Assuming that the time and state space are described by continuous variables and that the system is Markovian (i.e, for small changes in time, there are corresponding small changes in the state space) a stochastic differential equation (SDE) is constructed by adding a random function, incorporating all random fluctuations, to a deterministic equation. If this random function is Gaussian and of "white noise type", the SDE leads to a Fokker-Planck equation, a second order parabolic partial differential equation for the probability density function. Using separation of variables and simple transformations the Fokker-Planck equation reduces to a time independent ordinary differential equation, the Schrodinger equation of quantum mechanics. Solving the latter we obtain expressions for the probability density function, which, in turn gives us various moments or averages.

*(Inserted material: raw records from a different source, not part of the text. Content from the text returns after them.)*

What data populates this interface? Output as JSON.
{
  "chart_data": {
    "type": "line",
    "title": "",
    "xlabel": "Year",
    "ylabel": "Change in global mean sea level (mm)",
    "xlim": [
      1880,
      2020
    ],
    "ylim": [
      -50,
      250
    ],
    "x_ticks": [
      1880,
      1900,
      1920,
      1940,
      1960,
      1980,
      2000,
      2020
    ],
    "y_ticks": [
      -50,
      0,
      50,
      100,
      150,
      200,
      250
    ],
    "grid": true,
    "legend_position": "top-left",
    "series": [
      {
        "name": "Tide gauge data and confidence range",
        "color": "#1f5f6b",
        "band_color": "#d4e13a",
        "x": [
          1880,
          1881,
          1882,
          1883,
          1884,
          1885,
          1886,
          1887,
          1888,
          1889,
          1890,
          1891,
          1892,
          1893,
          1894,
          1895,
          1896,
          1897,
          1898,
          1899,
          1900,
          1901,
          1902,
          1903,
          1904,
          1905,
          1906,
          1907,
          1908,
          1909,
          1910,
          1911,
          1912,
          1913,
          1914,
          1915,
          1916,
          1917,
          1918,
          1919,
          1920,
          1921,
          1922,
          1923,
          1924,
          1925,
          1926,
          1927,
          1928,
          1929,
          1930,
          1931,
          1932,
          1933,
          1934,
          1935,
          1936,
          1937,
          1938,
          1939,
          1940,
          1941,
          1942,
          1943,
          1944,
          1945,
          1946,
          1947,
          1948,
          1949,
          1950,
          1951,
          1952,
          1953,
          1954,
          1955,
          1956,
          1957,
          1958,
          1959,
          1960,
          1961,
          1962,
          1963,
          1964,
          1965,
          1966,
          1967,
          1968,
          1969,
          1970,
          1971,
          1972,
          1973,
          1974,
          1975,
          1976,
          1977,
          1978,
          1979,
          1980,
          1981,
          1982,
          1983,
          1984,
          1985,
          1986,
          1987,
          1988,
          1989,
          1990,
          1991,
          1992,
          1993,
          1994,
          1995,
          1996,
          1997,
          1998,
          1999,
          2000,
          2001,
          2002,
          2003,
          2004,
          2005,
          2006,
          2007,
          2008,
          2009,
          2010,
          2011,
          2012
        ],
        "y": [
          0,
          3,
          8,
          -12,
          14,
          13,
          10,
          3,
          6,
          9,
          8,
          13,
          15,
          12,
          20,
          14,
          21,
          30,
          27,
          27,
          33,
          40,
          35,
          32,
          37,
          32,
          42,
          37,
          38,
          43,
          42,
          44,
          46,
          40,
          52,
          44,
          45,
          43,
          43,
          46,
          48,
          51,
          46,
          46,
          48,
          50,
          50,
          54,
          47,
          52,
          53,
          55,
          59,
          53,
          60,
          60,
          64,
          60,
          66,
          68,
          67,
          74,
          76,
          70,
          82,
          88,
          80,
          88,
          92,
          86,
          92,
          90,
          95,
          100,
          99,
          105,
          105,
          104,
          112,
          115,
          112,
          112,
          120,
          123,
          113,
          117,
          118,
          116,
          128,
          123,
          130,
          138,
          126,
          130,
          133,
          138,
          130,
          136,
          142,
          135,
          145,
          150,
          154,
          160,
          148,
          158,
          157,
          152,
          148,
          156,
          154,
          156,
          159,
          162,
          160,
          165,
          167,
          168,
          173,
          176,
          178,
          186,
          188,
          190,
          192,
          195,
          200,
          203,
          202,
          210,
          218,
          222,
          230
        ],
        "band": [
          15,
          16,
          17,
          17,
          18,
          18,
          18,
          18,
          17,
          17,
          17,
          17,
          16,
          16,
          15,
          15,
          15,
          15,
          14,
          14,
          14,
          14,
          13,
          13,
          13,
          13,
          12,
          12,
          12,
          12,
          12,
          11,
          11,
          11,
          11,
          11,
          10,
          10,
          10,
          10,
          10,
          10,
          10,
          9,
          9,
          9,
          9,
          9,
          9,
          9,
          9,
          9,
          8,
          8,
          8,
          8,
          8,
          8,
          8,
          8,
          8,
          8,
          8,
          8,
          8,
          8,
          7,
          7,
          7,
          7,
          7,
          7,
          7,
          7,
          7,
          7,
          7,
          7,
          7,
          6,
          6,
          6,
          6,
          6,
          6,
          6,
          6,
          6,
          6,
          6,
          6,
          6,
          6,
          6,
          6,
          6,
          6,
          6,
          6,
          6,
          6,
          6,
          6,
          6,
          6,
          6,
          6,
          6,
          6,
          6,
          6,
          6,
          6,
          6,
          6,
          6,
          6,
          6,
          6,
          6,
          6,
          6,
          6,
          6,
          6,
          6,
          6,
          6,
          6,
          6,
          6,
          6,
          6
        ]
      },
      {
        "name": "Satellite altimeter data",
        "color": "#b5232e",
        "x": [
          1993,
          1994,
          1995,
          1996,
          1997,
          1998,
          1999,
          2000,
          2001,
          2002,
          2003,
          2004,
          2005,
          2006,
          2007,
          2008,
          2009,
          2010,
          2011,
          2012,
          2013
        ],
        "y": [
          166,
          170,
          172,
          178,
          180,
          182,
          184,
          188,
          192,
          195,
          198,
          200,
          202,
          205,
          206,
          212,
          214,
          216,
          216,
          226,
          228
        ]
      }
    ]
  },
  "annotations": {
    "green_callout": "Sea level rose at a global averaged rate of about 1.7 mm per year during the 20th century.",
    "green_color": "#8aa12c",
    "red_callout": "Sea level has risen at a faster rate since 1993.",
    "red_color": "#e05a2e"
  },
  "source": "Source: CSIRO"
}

In this paper three specific rate transforms for the modeling of autocatalytic (self stimulated) growth processes are presented. The probability density functions are analytically solvable by Fokker-Planck methods and are generalizations of transforms heretofore unknown. Thus, the moment formulas obtained are also generalizations of previous results.

We also consider population growth in a random environment and obtain general formulae for the steady-state and time dependent probability density function in two regimes--thus generalizing formulae previously obtained elsewhere.

In addition, a large collection of known potentials that exactly solve the Schrodinger equation are collected. Hence an extensive set of known analytic solutions to the Fokker-Planck equation, and solutions to a special form of the Riccati equation are listed. As far as we know two new Schrodinger potentials are presented for the first time.